At March 31, 2021 and December 31, 2020, we had cash held outside of the Trust Account of approximately $176,595 and $633,266, respectively, which is available to fund our working capital requirements. Additionally, interest earned on the funds held in the Trust Account may be released to us to fund our Regulatory Withdrawals, for a maximum of 24 months and/or additional amounts necessary to pay our franchise and income taxes.

At March 31, 2021 and December 31, 2020, the Company had current liabilities of $48,141,857 and $18,690,703, respectively, and working capital of ($47,129,281) and ($17,159,683), respectively, the balances of which are primarily related to warrants we have recorded as liabilities. Other amounts related to accrued expenses owed to professionals, consultants, advisors and others who are working on seeking a Business Combination.

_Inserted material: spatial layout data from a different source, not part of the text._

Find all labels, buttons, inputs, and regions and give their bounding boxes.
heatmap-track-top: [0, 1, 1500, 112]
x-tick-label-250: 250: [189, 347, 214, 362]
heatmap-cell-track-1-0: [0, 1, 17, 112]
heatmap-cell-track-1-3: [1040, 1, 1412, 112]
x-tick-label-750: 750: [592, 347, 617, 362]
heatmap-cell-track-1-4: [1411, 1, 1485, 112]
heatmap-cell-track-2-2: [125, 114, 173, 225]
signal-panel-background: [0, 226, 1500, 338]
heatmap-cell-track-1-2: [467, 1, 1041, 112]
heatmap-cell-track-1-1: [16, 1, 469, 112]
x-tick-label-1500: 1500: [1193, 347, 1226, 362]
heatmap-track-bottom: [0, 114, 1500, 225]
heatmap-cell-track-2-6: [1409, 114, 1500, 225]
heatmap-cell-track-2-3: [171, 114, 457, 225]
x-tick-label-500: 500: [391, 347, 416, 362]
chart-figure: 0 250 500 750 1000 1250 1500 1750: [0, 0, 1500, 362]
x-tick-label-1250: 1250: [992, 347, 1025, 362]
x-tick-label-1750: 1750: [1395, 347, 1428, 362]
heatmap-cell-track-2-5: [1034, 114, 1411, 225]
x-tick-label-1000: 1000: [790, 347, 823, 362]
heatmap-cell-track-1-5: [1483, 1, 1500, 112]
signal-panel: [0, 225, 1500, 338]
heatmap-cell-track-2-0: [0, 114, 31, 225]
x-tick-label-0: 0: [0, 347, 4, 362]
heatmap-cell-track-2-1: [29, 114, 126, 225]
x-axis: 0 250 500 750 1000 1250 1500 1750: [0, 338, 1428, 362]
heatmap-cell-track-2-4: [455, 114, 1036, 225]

We intend to use substantially all of the funds held in the Trust Account, including interest (which interest shall be net of Regulatory Withdrawals and taxes payable) to consummate our Business Combination. Moreover, we may need to obtain additional financing either to complete a Business Combination or because we become obligated to redeem a significant number of shares of our Common Stock upon completion of a Business Combination. Subject to compliance with applicable securities laws, we would only complete such financing simultaneously with the completion of our Business Combination. If we are unable to complete our Business Combination because we do not have sufficient funds available to us, we will be forced to cease operations and liquidate the Trust Account. In addition, following our Business Combination, if cash on hand is insufficient, we may need to obtain additional financing in order to meet our obligations. To the extent that our capital stock or debt is used, in whole or in part, as consideration to consummate our Business Combination, the remaining proceeds held in our Trust Account, if any, will be used as working capital to finance the operations of the target business or businesses, make other acquisitions and pursue our growth strategy.

Contractual Obligations

As of March 31, 2021 and December 31, 2020, we did not have any long-term debt obligations, capital lease obligations, operating lease obligations, purchase obligations or long-term liabilities. In connection with the Public Offering, we entered into an administrative services agreement to pay monthly recurring expenses of $20,000 to The Gores Group for office space, utilities and secretarial support. The administrative services agreement terminates upon the earlier of the completion of a Business Combination or the liquidation of the Company.

The underwriters are entitled to underwriting discounts and commissions of 5.5% ($18,975,000), of which 2.0% ($6,900,000) was paid at the IPO Closing Date, and 3.5% ($12,075,000) was deferred. The Deferred Discount will become payable to the underwriters from the amounts held in the Trust Account solely in the event that the Company completes a Business Combination, subject to the terms of the underwriting agreement. The underwriters are not entitled to any interest accrued on the Deferred Discount.

Recently Issued Accounting Pronouncements Not Yet Adopted

Management does not believe that any recently issued, but not yet effective, accounting pronouncements, if currently adopted, would have a material effect on the Company's financial statements based on current operations of the Company. The impact of any recently issued accounting standards will be re-evaluated on a regular basis or if a business combination is completed where the impact could be material.